Among the contributions concerning thematic and region-specific art, are essays by Mandira
Sharma (“Disquisitions on Paintings of Ajanta”), Parul Pandya Dhar (“Understanding ‘Jaina Art’
of Karnataka: Shifting Perspectives”), Christian Luczanits (“Approaches to Historic Indian and
Indo-Tibetan Sculpture”), Ursula Weekes (“Rethinking the Historiography of Imperial Mughal
Painting and its Encounters with Europe”) and M.K. Dhavalikar (“Text and Context: Harappan
Art in Archaeological Perspective”). Sharma’s essay on Ajanta paintings is a critical survey of
scholarly work on the subject from the early nineteenth century to recent times, including details
on the history of conservation. Dhar’s essay provides an excellent historiographical narrative of
the Jaina art of Karnataka, wherein she discusses methodological shifts from the earliest
documentation/cataloguing phase to more text-based, iconographical, stylistic and ritualistic
readings, and the gradually expanding object-domain of Jaina art.
Luczanits in his paper on Indo-Tibetan sculptures discusses important methodological issues in
the study of Indian art: “…we are asking ourselves if there is a modern art historical
methodology that is inherently Indian or if Indian art needs a distinctively Indian art historical
methodological approach. This question is not only informed by the methodological discussions
that gained new ground in recent years but also conforms to India’s new self-consciousness
visible in, for example, politics and economics” (p. 153). While raising pertinent questions about
methodology, Luczanits also discusses the problems of studying art still in worship, in this case,
the Indo-Tibetan clay sculptures at the Tabo Main Temple (Spiti Valley, Himachal Pradesh).
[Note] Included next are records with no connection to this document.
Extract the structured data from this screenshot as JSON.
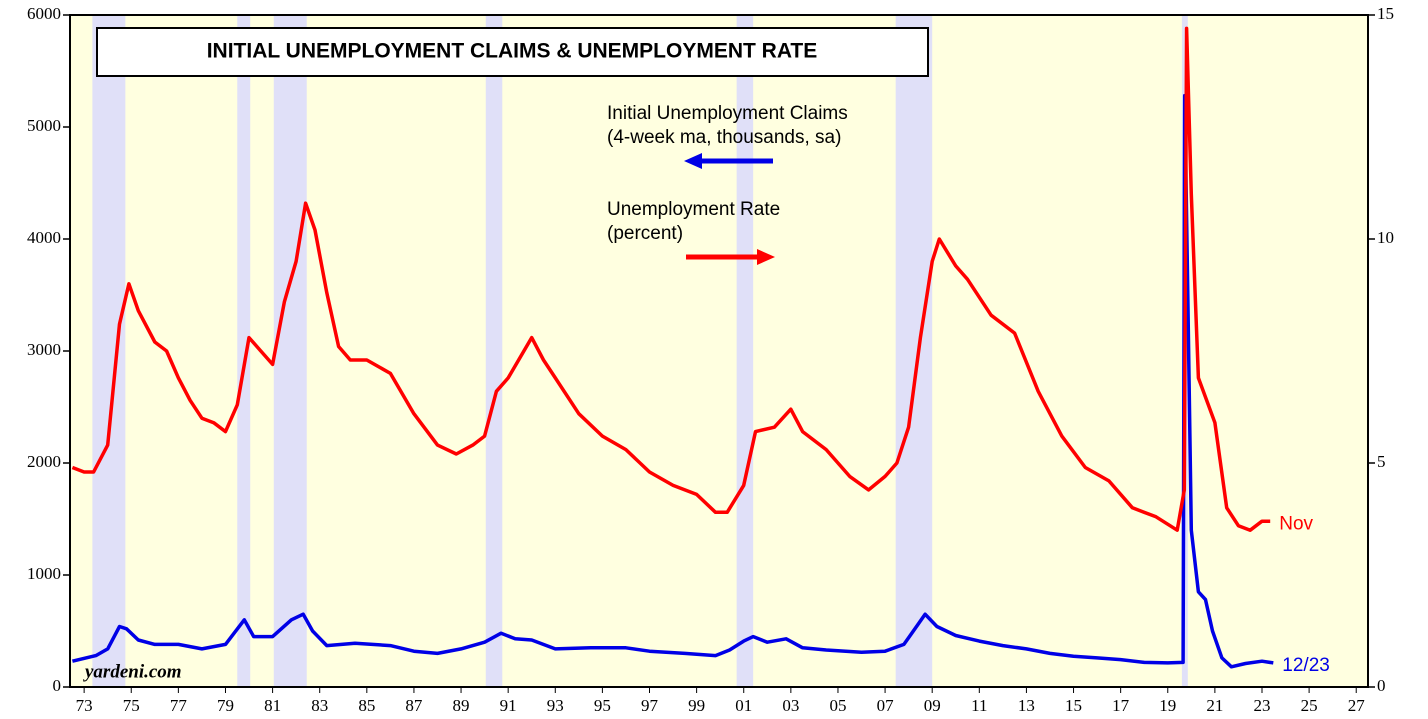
{
  "chart_data": {
    "type": "line",
    "title": "INITIAL UNEMPLOYMENT CLAIMS & UNEMPLOYMENT RATE",
    "source": "yardeni.com",
    "xlim": [
      1972.9,
      2028
    ],
    "ylim": [
      0,
      6000
    ],
    "yticks": [
      0,
      1000,
      2000,
      3000,
      4000,
      5000,
      6000
    ],
    "y2lim": [
      0,
      15
    ],
    "y2ticks": [
      0,
      5,
      10,
      15
    ],
    "xticks": [
      {
        "value": 1973.5,
        "label": "73"
      },
      {
        "value": 1975.5,
        "label": "75"
      },
      {
        "value": 1977.5,
        "label": "77"
      },
      {
        "value": 1979.5,
        "label": "79"
      },
      {
        "value": 1981.5,
        "label": "81"
      },
      {
        "value": 1983.5,
        "label": "83"
      },
      {
        "value": 1985.5,
        "label": "85"
      },
      {
        "value": 1987.5,
        "label": "87"
      },
      {
        "value": 1989.5,
        "label": "89"
      },
      {
        "value": 1991.5,
        "label": "91"
      },
      {
        "value": 1993.5,
        "label": "93"
      },
      {
        "value": 1995.5,
        "label": "95"
      },
      {
        "value": 1997.5,
        "label": "97"
      },
      {
        "value": 1999.5,
        "label": "99"
      },
      {
        "value": 2001.5,
        "label": "01"
      },
      {
        "value": 2003.5,
        "label": "03"
      },
      {
        "value": 2005.5,
        "label": "05"
      },
      {
        "value": 2007.5,
        "label": "07"
      },
      {
        "value": 2009.5,
        "label": "09"
      },
      {
        "value": 2011.5,
        "label": "11"
      },
      {
        "value": 2013.5,
        "label": "13"
      },
      {
        "value": 2015.5,
        "label": "15"
      },
      {
        "value": 2017.5,
        "label": "17"
      },
      {
        "value": 2019.5,
        "label": "19"
      },
      {
        "value": 2021.5,
        "label": "21"
      },
      {
        "value": 2023.5,
        "label": "23"
      },
      {
        "value": 2025.5,
        "label": "25"
      },
      {
        "value": 2027.5,
        "label": "27"
      }
    ],
    "background": "#ffffe0",
    "recession_color": "#e0e0f8",
    "recessions": [
      [
        1973.85,
        1975.25
      ],
      [
        1980.0,
        1980.55
      ],
      [
        1981.55,
        1982.95
      ],
      [
        1990.55,
        1991.25
      ],
      [
        2001.2,
        2001.9
      ],
      [
        2007.95,
        2009.5
      ],
      [
        2020.1,
        2020.35
      ]
    ],
    "series": [
      {
        "name": "Initial Unemployment Claims",
        "note": "(4-week ma, thousands, sa)",
        "end_label": "12/23",
        "color": "#0000e6",
        "x": [
          1973.0,
          1974.0,
          1974.5,
          1975.0,
          1975.3,
          1975.8,
          1976.5,
          1977.5,
          1978.5,
          1979.5,
          1980.3,
          1980.7,
          1981.5,
          1982.3,
          1982.8,
          1983.2,
          1983.8,
          1985.0,
          1986.5,
          1987.5,
          1988.5,
          1989.5,
          1990.5,
          1991.2,
          1991.8,
          1992.5,
          1993.5,
          1995.0,
          1996.5,
          1997.5,
          1999.0,
          2000.3,
          2000.9,
          2001.5,
          2001.9,
          2002.5,
          2003.3,
          2004.0,
          2005.0,
          2006.5,
          2007.5,
          2008.3,
          2008.9,
          2009.2,
          2009.7,
          2010.5,
          2011.5,
          2012.5,
          2013.5,
          2014.5,
          2015.5,
          2016.5,
          2017.5,
          2018.5,
          2019.5,
          2020.15,
          2020.22,
          2020.35,
          2020.5,
          2020.8,
          2021.1,
          2021.4,
          2021.8,
          2022.2,
          2022.8,
          2023.5,
          2023.98
        ],
        "values": [
          230,
          280,
          340,
          540,
          520,
          420,
          380,
          380,
          340,
          380,
          600,
          450,
          450,
          600,
          650,
          500,
          370,
          390,
          370,
          320,
          300,
          340,
          400,
          480,
          430,
          420,
          340,
          350,
          350,
          320,
          300,
          280,
          330,
          410,
          450,
          400,
          430,
          350,
          330,
          310,
          320,
          380,
          560,
          650,
          540,
          460,
          410,
          370,
          340,
          300,
          275,
          260,
          245,
          220,
          215,
          220,
          5280,
          3500,
          1400,
          850,
          780,
          500,
          260,
          180,
          210,
          230,
          215
        ]
      },
      {
        "name": "Unemployment Rate",
        "note": "(percent)",
        "end_label": "Nov",
        "color": "#ff0000",
        "axis": "y2",
        "x": [
          1973.0,
          1973.5,
          1973.9,
          1974.5,
          1975.0,
          1975.4,
          1975.8,
          1976.5,
          1977.0,
          1977.5,
          1978.0,
          1978.5,
          1979.0,
          1979.5,
          1980.0,
          1980.5,
          1981.0,
          1981.5,
          1982.0,
          1982.5,
          1982.9,
          1983.3,
          1983.8,
          1984.3,
          1984.8,
          1985.5,
          1986.5,
          1987.5,
          1988.5,
          1989.3,
          1990.0,
          1990.5,
          1991.0,
          1991.5,
          1992.5,
          1993.0,
          1993.5,
          1994.5,
          1995.5,
          1996.5,
          1997.5,
          1998.5,
          1999.5,
          2000.3,
          2000.8,
          2001.5,
          2002.0,
          2002.8,
          2003.5,
          2004.0,
          2005.0,
          2006.0,
          2006.8,
          2007.5,
          2008.0,
          2008.5,
          2009.0,
          2009.5,
          2009.8,
          2010.5,
          2011.0,
          2012.0,
          2013.0,
          2014.0,
          2015.0,
          2016.0,
          2017.0,
          2018.0,
          2019.0,
          2019.9,
          2020.2,
          2020.3,
          2020.5,
          2020.8,
          2021.5,
          2022.0,
          2022.5,
          2023.0,
          2023.5,
          2023.85
        ],
        "values": [
          4.9,
          4.8,
          4.8,
          5.4,
          8.1,
          9.0,
          8.4,
          7.7,
          7.5,
          6.9,
          6.4,
          6.0,
          5.9,
          5.7,
          6.3,
          7.8,
          7.5,
          7.2,
          8.6,
          9.5,
          10.8,
          10.2,
          8.8,
          7.6,
          7.3,
          7.3,
          7.0,
          6.1,
          5.4,
          5.2,
          5.4,
          5.6,
          6.6,
          6.9,
          7.8,
          7.3,
          6.9,
          6.1,
          5.6,
          5.3,
          4.8,
          4.5,
          4.3,
          3.9,
          3.9,
          4.5,
          5.7,
          5.8,
          6.2,
          5.7,
          5.3,
          4.7,
          4.4,
          4.7,
          5.0,
          5.8,
          7.8,
          9.5,
          10.0,
          9.4,
          9.1,
          8.3,
          7.9,
          6.6,
          5.6,
          4.9,
          4.6,
          4.0,
          3.8,
          3.5,
          4.4,
          14.7,
          11.0,
          6.9,
          5.9,
          4.0,
          3.6,
          3.5,
          3.7,
          3.7
        ]
      }
    ]
  }
}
Ursula Weekes’ essay is on the historiography of Mughal miniatures from its earliest encounters
with Europe, as seen in the writings of European travellers to the most recent methods adopted
by art historians to study Mughal miniatures. She also emphasizes the role of Persian sources.
M.K. Dhavalikar discusses developments in archaeological method and theory in the West and
correlates studies in Harappan art to those paradigms. Seema Bawa’s essay (“Gender in Early
Indian art: Tradition, Methodology, and Problematic”) critically investigates the gender-neutral
stance of existing art historical writings, which she suggests are due to an “inadequate analysis of
gender and power relations in the social history of India…” (p. 112). She feels that a gendered
methodology “is based on three co-axial coordinates of discourse, viz. religion, text, and images”
(p. 114) and is interdisciplinary in nature involving the disciplines of art history, history,
women’s studies, anthropology, sociology and psychology. Bawa employs formulations from
ancient Indian geometry, Ksetraganita, to introduce the reader to a gendered reading of two
jataka medallions from Bharhut and Amaravati.

The photo-essay by Joachin K. Bautze re-creates the lives of the monuments by correlating two
contemporaneous sources – textual and visual. He uses, for example, the personal notes in the
diary of Mrs. Coopland, who, following her husband’s death stayed at the Red Fort in Delhi. He
then reads these alongside photographs of the fort taken before September 1857 (as per Bautze’s
observation). Juxtaposing contemporary textual and visual narratives, Bautze presents a vivid
picture of the representation and reception of Mughal monuments during the colonial period.

As Dhar observes, “There still remain a staggering range of themes, fundamental issues, key
concepts, and theoretical and methodological formulations, which await the focused attentions of
the historians of Indian art” (p. 22). This historiographical journey then is well-timed and much-
needed. One may add that it is perhaps the first comprehensive and updated work on the
historiography of ancient and medieval Indian architecture, sculpture and painting to have
appeared in a very long time. The book presents a number of new issues and methodologies in
studying various aspects of Indian art and will soon become an invaluable resource for all those
engaged with Indian art historical studies.